In this paper, color and IR images of the VR HMD and LM are acquired using a color-IR camera to estimate the position of the VR HMD and LM attached to the device. Figure 1 depicts the methodological flow of the proposed system.

Color and IR images should be acquired at the same time and taken at least three different positions. This paper utilizes Microsoft Kinect to simultaneously acquire color and IR images. Figure 2 shows an example of Kinect capturing the LM-attached VR HMD.

The Bundle Adjuster estimates the positional relationship between each pixel of the obtained color image.
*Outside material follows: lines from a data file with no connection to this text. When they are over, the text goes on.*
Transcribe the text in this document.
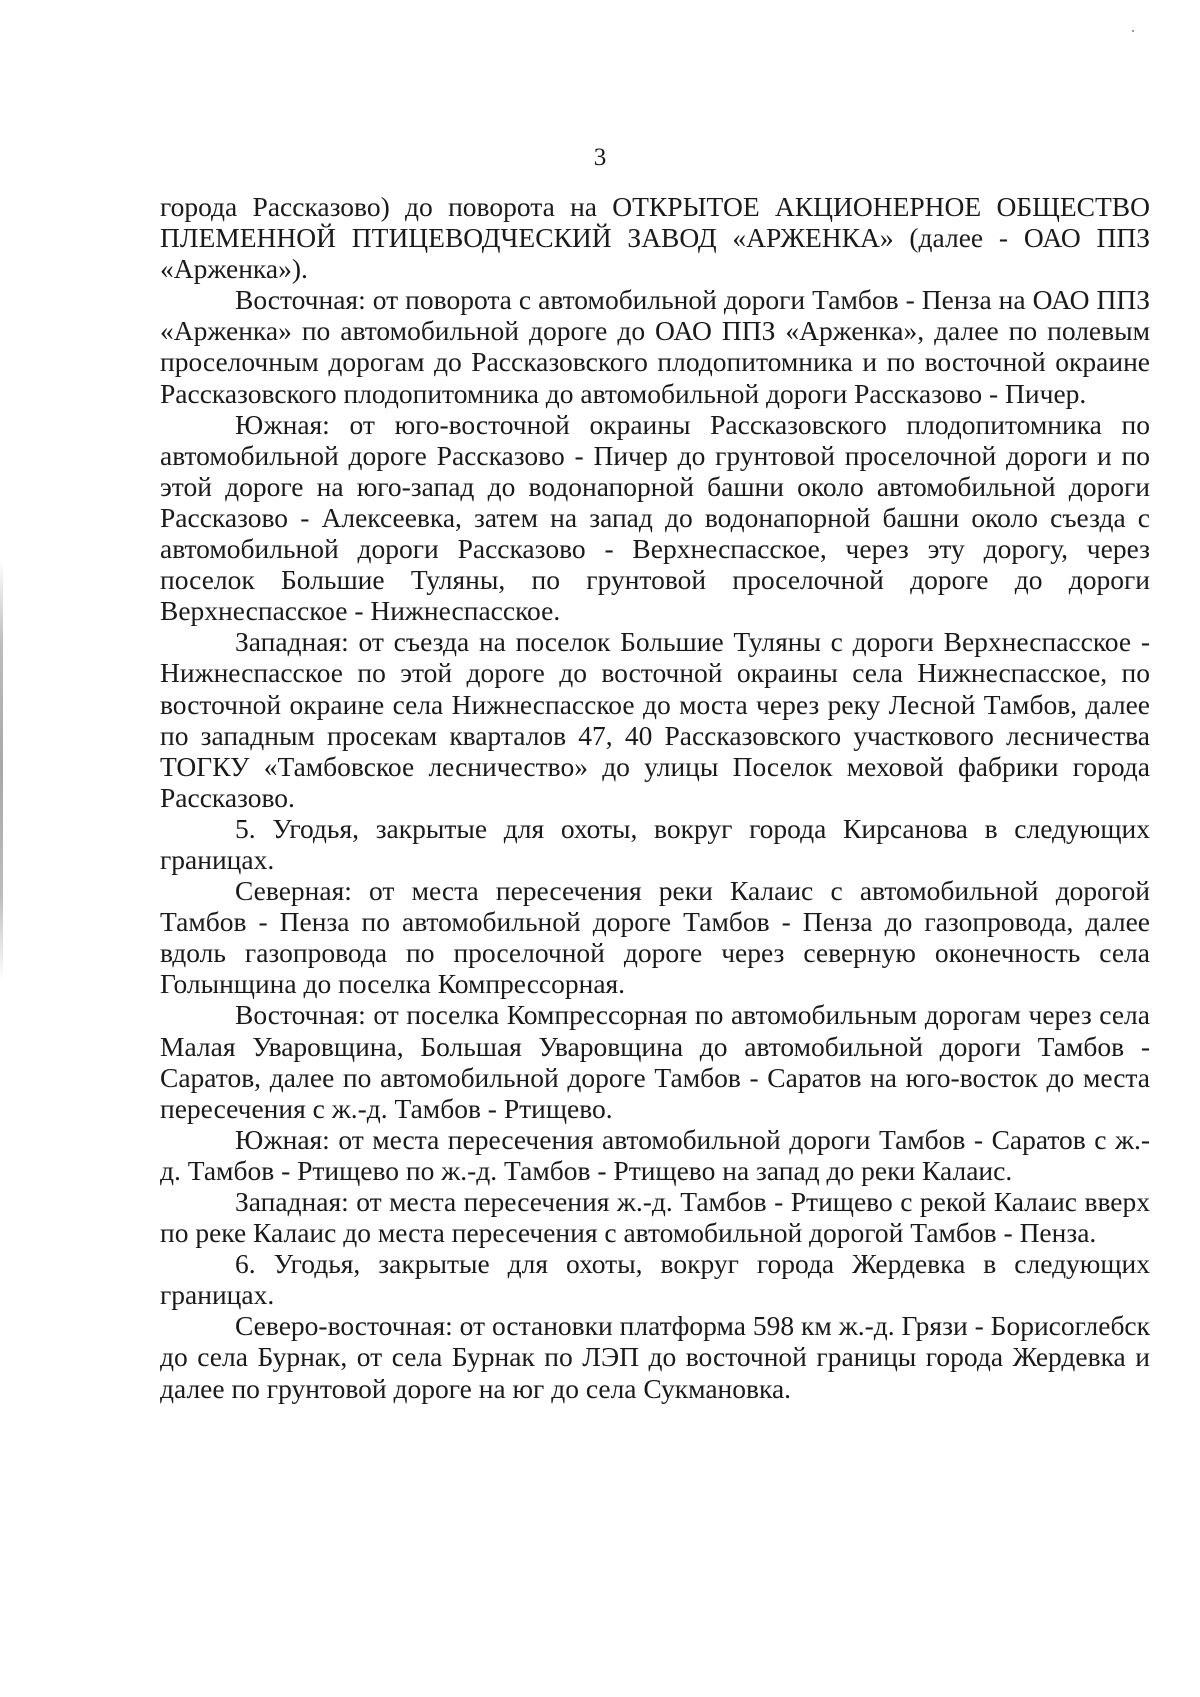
3

города Рассказово) до поворота на ОТКРЫТОЕ АКЦИОНЕРНОЕ ОБЩЕСТВО ПЛЕМЕННОЙ ПТИЦЕВОДЧЕСКИЙ ЗАВОД «АРЖЕНКА» (далее - ОАО ППЗ «Арженка»).

Восточная: от поворота с автомобильной дороги Тамбов - Пенза на ОАО ППЗ «Арженка» по автомобильной дороге до ОАО ППЗ «Арженка», далее по полевым проселочным дорогам до Рассказовского плодопитомника и по восточной окраине Рассказовского плодопитомника до автомобильной дороги Рассказово - Пичер.

Южная: от юго-восточной окраины Рассказовского плодопитомника по автомобильной дороге Рассказово - Пичер до грунтовой проселочной дороги и по этой дороге на юго-запад до водонапорной башни около автомобильной дороги Рассказово - Алексеевка, затем на запад до водонапорной башни около съезда с автомобильной дороги Рассказово - Верхнеспасское, через эту дорогу, через поселок Большие Туляны, по грунтовой проселочной дороге до дороги Верхнеспасское - Нижнеспасское.

Западная: от съезда на поселок Большие Туляны с дороги Верхнеспасское - Нижнеспасское по этой дороге до восточной окраины села Нижнеспасское, по восточной окраине села Нижнеспасское до моста через реку Лесной Тамбов, далее по западным просекам кварталов 47, 40 Рассказовского участкового лесничества ТОГКУ «Тамбовское лесничество» до улицы Поселок меховой фабрики города Рассказово.

5. Угодья, закрытые для охоты, вокруг города Кирсанова в следующих границах.

Северная: от места пересечения реки Калаис с автомобильной дорогой Тамбов - Пенза по автомобильной дороге Тамбов - Пенза до газопровода, далее вдоль газопровода по проселочной дороге через северную оконечность села Голынщина до поселка Компрессорная.

Восточная: от поселка Компрессорная по автомобильным дорогам через села Малая Уваровщина, Большая Уваровщина до автомобильной дороги Тамбов - Саратов, далее по автомобильной дороге Тамбов - Саратов на юго-восток до места пересечения с ж.-д. Тамбов - Ртищево.

Южная: от места пересечения автомобильной дороги Тамбов - Саратов с ж.-д. Тамбов - Ртищево по ж.-д. Тамбов - Ртищево на запад до реки Калаис.

Западная: от места пересечения ж.-д. Тамбов - Ртищево с рекой Калаис вверх по реке Калаис до места пересечения с автомобильной дорогой Тамбов - Пенза.

6. Угодья, закрытые для охоты, вокруг города Жердевка в следующих границах.

Северо-восточная: от остановки платформа 598 км ж.-д. Грязи - Борисоглебск до села Бурнак, от села Бурнак по ЛЭП до восточной границы города Жердевка и далее по грунтовой дороге на юг до села Сукмановка.
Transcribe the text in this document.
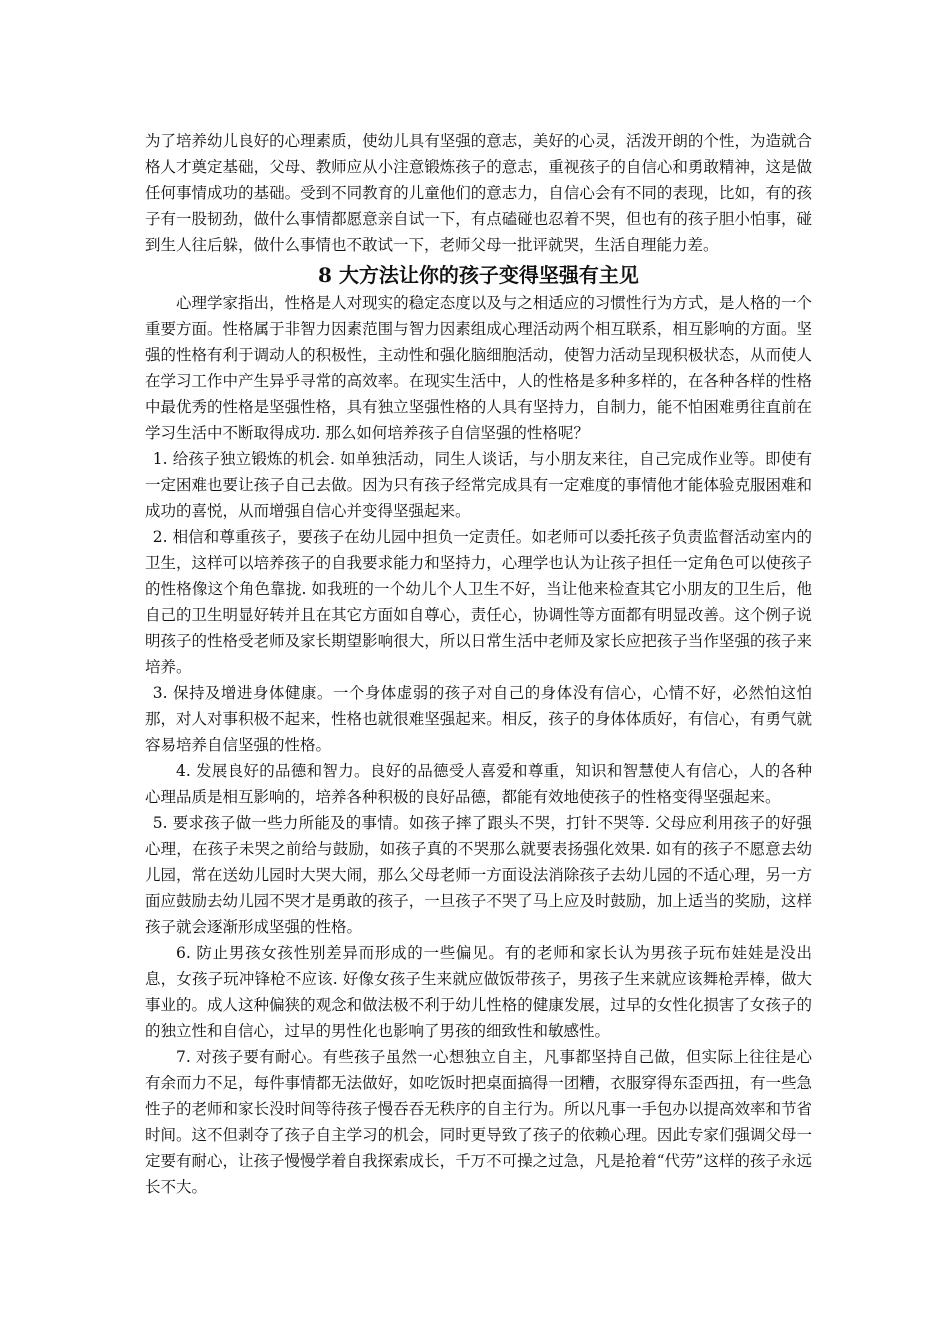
为了培养幼儿良好的心理素质，使幼儿具有坚强的意志，美好的心灵，活泼开朗的个性，为造就合格人才奠定基础，父母、教师应从小注意锻炼孩子的意志，重视孩子的自信心和勇敢精神，这是做任何事情成功的基础。受到不同教育的儿童他们的意志力，自信心会有不同的表现，比如，有的孩子有一股韧劲，做什么事情都愿意亲自试一下，有点磕碰也忍着不哭，但也有的孩子胆小怕事，碰到生人往后躲，做什么事情也不敢试一下，老师父母一批评就哭，生活自理能力差。

8 大方法让你的孩子变得坚强有主见

心理学家指出，性格是人对现实的稳定态度以及与之相适应的习惯性行为方式，是人格的一个重要方面。性格属于非智力因素范围与智力因素组成心理活动两个相互联系，相互影响的方面。坚强的性格有利于调动人的积极性，主动性和强化脑细胞活动，使智力活动呈现积极状态，从而使人在学习工作中产生异乎寻常的高效率。在现实生活中，人的性格是多种多样的，在各种各样的性格中最优秀的性格是坚强性格，具有独立坚强性格的人具有坚持力，自制力，能不怕困难勇往直前在学习生活中不断取得成功. 那么如何培养孩子自信坚强的性格呢？

1. 给孩子独立锻炼的机会. 如单独活动，同生人谈话，与小朋友来往，自己完成作业等。即使有一定困难也要让孩子自己去做。因为只有孩子经常完成具有一定难度的事情他才能体验克服困难和成功的喜悦，从而增强自信心并变得坚强起来。

2. 相信和尊重孩子，要孩子在幼儿园中担负一定责任。如老师可以委托孩子负责监督活动室内的卫生，这样可以培养孩子的自我要求能力和坚持力，心理学也认为让孩子担任一定角色可以使孩子的性格像这个角色靠拢. 如我班的一个幼儿个人卫生不好，当让他来检查其它小朋友的卫生后，他自己的卫生明显好转并且在其它方面如自尊心，责任心，协调性等方面都有明显改善。这个例子说明孩子的性格受老师及家长期望影响很大，所以日常生活中老师及家长应把孩子当作坚强的孩子来培养。

3. 保持及增进身体健康。一个身体虚弱的孩子对自己的身体没有信心，心情不好，必然怕这怕那，对人对事积极不起来，性格也就很难坚强起来。相反，孩子的身体体质好，有信心，有勇气就容易培养自信坚强的性格。

4. 发展良好的品德和智力。良好的品德受人喜爱和尊重，知识和智慧使人有信心，人的各种心理品质是相互影响的，培养各种积极的良好品德，都能有效地使孩子的性格变得坚强起来。

5. 要求孩子做一些力所能及的事情。如孩子摔了跟头不哭，打针不哭等. 父母应利用孩子的好强心理，在孩子未哭之前给与鼓励，如孩子真的不哭那么就要表扬强化效果. 如有的孩子不愿意去幼儿园，常在送幼儿园时大哭大闹，那么父母老师一方面设法消除孩子去幼儿园的不适心理，另一方面应鼓励去幼儿园不哭才是勇敢的孩子，一旦孩子不哭了马上应及时鼓励，加上适当的奖励，这样孩子就会逐渐形成坚强的性格。

6. 防止男孩女孩性别差异而形成的一些偏见。有的老师和家长认为男孩子玩布娃娃是没出息，女孩子玩冲锋枪不应该. 好像女孩子生来就应做饭带孩子，男孩子生来就应该舞枪弄棒，做大事业的。成人这种偏狭的观念和做法极不利于幼儿性格的健康发展，过早的女性化损害了女孩子的的独立性和自信心，过早的男性化也影响了男孩的细致性和敏感性。

7. 对孩子要有耐心。有些孩子虽然一心想独立自主，凡事都坚持自己做，但实际上往往是心有余而力不足，每件事情都无法做好，如吃饭时把桌面搞得一团糟，衣服穿得东歪西扭，有一些急性子的老师和家长没时间等待孩子慢吞吞无秩序的自主行为。所以凡事一手包办以提高效率和节省时间。这不但剥夺了孩子自主学习的机会，同时更导致了孩子的依赖心理。因此专家们强调父母一定要有耐心，让孩子慢慢学着自我探索成长，千万不可操之过急，凡是抢着“代劳”这样的孩子永远长不大。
Images of VR HMD and LM with IR camera are obtained and it is proceeded to the proposed method, it is possible to estimate the 3D positional relationship of all the pixels of the image as one coordinate system.

On the other hand, the BLOB detector estimates the coordinates of the IR LEDs shown in IR images. If the IR pixel coordinates are classified into the HMD group and the LM group, and the IR LED coordinates are grouped by the number of IR LEDs, the clusters of all the IR LEDs can be estimated from the IR image. Finally, it is determined which equipment each IR LED cluster corresponds to. The 3D positions of HMD and LM can be expressed on one coordinate system.

Using the proposed method, three or more color and IR images can be used to represent the position of the VR HMD and LM on a single 3D coordinate system. The relative position of the LM attached to the HMD can be measured by substituting the physical position difference of the IR LEDs in a device into the 3D coordinate system.

### Estimation of image-pixel relative 3D location using the bundle adjuster

The bundle adjuster uses BAA to derive 3D locations of all pixels from the gathered images. The BAA results are a point cloud and transform matrices of the same number as those of the image frames. Consequently, the space coordinate of the 2D image pixel can be known.

The bundle adjuster is operated as follows. Infrared images of HMD where LM is attached are inputted. The infrared images are converted into a few series of sparse matrices. A 3D point cloud and transform matrices (the same number as infrared images) are estimated from the sparse matrices by the sparse bundle adjuster. When the projection matrix and 3D point cloud are multiplied, the 2D point coordinate that is projected onto the corresponding 2D image is generated.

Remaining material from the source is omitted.